Joined: May 25, 2003 Posts: 4752 Location: Santa Barbara, CA
Posted: Sun Dec 19, 2004 1:53 pm Post subject:
While the circumstances are different, I did just mark it as a duplicate of 209 as the crash itself is inside the Java virtual machine's appleevent handler. As per the recently checked in changes I made, the VM's stuff should never get called any longer, so the set of circumstances leading up to this one shouldn't crash either
While the circumstances are different, I did just mark it as a duplicate of 209 as the crash itself is inside the Java virtual machine's appleevent handler. As per the recently checked in changes I made, the VM's stuff should never get called any longer, so the set of circumstances leading up to this one shouldn't crash either
OK, hit me with that new patch, then <G>. A pity about all the earlier (attempts at) fixes, though...
A pity about all the earlier (attempts at) fixes, though...
This is pretty much standard for most hard to fix bugs. Come up with a hypothesis, write code, test, repeat many times until you find a hypothesis that works.
Joined: May 25, 2003 Posts: 4752 Location: Santa Barbara, CA
Posted: Sun Dec 19, 2004 2:15 pm Post subject:
Not to mention having to exorcise bugs that are occurring in other people's code (*COUGH* Apple Virtual Machine */COUGH*) to which we don't have source to see what might even be causing the problem. Shooting in the dark is frustrating, especially when circumstances make it the only possible debugging method
Not to mention having to exorcise bugs that are occurring in other people's code (*COUGH* Apple Virtual Machine */COUGH*) to which we don't have source to see what might even be causing the problem. Shooting in the dark is frustrating, especially when circumstances make it the only possible debugging method .
Back in the old Amiga days I used AMOS for a while. That was programming *around* the bugs. Nowadays, using M$ software is like that, day in, day out, for the unfortunate slobs that have to use that. I remember putting together a *big* spreadsheet in Excel a few years back.
Imagine the frustration when you don't have the skill to make replacement code. There's a reason why we love you guys .
Not to mention having to exorcise bugs that are occurring in other people's code (*COUGH* Apple Virtual Machine */COUGH*) to which we don't have source to see what might even be causing the problem. Shooting in the dark is frustrating, especially when circumstances make it the only possible debugging method
ed
???
did you open a bug report at bugreport.apple.com ?
Joined: May 25, 2003 Posts: 4752 Location: Santa Barbara, CA
Posted: Sun Dec 19, 2004 6:07 pm Post subject:
I didn't bother filing a bug report as the 1.3.1 virtual machine is essentially end-of-lifed, having been replaced by 1.4.x which due to a number of reasons can't yet be used with NeoJ. Anything I file against 1.3.1 would probably be blissfully ignored by the Java team just like how we mark OOo bugs as "won't fix"
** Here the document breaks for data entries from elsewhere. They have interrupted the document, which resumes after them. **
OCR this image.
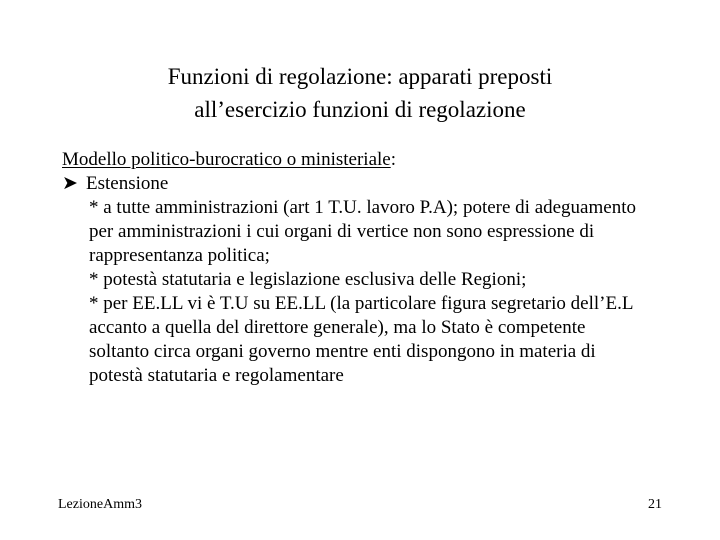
Funzioni di regolazione: apparati preposti
all’esercizio funzioni di regolazione
Modello politico-burocratico o ministeriale:
➤ Estensione
* a tutte amministrazioni (art 1 T.U. lavoro P.A); potere di adeguamento per amministrazioni i cui organi di vertice non sono espressione di rappresentanza politica;
* potestà statutaria e legislazione esclusiva delle Regioni;
* per EE.LL vi è T.U su EE.LL (la particolare figura segretario dell’E.L accanto a quella del direttore generale), ma lo Stato è competente soltanto circa organi governo mentre enti dispongono in materia di potestà statutaria e regolamentare
LezioneAmm3	21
The essential difficulty is that NeoJ isn't really Java but actually Java+Carbon (like the 1.3.1 virtual machine). Apple's 1.4 and later virtual machiens are Java+Cocoa, so moving will definitely require non-trivial work.
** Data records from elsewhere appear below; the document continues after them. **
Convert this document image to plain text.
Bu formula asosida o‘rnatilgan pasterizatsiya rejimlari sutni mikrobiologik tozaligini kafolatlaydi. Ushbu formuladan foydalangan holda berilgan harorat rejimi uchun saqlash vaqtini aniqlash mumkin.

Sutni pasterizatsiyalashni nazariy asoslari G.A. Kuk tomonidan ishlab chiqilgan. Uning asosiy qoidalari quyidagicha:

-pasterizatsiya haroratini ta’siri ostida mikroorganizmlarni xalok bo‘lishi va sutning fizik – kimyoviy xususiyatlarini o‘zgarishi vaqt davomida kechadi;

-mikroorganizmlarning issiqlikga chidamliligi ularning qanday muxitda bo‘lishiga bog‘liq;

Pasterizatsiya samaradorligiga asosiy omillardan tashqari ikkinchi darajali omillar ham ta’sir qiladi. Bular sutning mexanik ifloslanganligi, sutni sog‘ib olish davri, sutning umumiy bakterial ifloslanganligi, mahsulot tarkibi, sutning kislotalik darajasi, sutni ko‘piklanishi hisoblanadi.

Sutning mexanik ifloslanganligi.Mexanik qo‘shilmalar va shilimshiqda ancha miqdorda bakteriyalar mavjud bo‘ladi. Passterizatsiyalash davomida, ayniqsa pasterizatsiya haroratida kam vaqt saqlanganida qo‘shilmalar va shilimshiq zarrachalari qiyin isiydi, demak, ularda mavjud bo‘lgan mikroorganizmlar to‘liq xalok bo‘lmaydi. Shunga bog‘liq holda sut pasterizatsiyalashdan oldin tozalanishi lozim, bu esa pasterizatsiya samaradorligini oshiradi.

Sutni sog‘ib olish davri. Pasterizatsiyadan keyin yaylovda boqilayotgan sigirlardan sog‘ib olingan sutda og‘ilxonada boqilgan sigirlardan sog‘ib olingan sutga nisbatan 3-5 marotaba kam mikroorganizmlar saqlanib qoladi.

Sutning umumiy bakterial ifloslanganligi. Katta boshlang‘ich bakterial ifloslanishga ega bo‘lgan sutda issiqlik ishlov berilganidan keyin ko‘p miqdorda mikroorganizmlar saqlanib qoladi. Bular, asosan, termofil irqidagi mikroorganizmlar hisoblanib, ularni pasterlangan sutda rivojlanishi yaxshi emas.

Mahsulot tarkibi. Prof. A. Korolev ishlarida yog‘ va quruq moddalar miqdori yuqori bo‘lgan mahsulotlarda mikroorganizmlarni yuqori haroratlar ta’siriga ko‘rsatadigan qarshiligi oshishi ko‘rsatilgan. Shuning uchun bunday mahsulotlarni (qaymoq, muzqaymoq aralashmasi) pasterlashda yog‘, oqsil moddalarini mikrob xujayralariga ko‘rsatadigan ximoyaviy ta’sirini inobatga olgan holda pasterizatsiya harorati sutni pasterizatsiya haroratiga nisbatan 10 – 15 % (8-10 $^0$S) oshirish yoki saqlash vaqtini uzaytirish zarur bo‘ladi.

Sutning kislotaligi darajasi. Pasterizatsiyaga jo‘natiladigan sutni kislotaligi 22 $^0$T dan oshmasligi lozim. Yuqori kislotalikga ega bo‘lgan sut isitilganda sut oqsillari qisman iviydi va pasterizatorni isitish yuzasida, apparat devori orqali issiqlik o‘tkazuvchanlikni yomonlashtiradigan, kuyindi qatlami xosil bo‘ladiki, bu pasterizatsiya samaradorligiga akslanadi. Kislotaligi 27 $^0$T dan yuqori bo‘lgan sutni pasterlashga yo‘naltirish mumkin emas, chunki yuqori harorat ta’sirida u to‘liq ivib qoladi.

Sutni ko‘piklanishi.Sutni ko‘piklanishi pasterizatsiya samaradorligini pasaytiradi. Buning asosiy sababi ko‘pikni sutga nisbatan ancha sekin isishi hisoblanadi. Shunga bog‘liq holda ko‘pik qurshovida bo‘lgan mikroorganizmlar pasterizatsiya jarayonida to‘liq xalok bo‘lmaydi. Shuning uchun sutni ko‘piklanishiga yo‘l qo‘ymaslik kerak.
I left patch11 running on the 2 machines at work; NeoJ crashed on the iBook G4 but is still running on the Powermac 450 with many large files open. I uploaded the crash log to Bugzilla as "patch11crash.txt."
I had been away from the computer for an hour or so, came back to the iBook and tried to call NeoJ (which had been hidden) from the Dock, but it would not come forward. By hiding the frontmost apps I saw that NeoJ had a spinning beach ball and needed to be force quit.
Another observation, probably unrelated. Sometimes, especially when NeoJ is not running, if I drag a large .txt file to the dock icon, NeoJ opens and gives me an ASCII dialogue box that is blank (white). I cannot escape out of it and must force quit. When NeoJ is already open it will sometimes give me the ASCII dialogue with the buttons intact. Have you seen this before?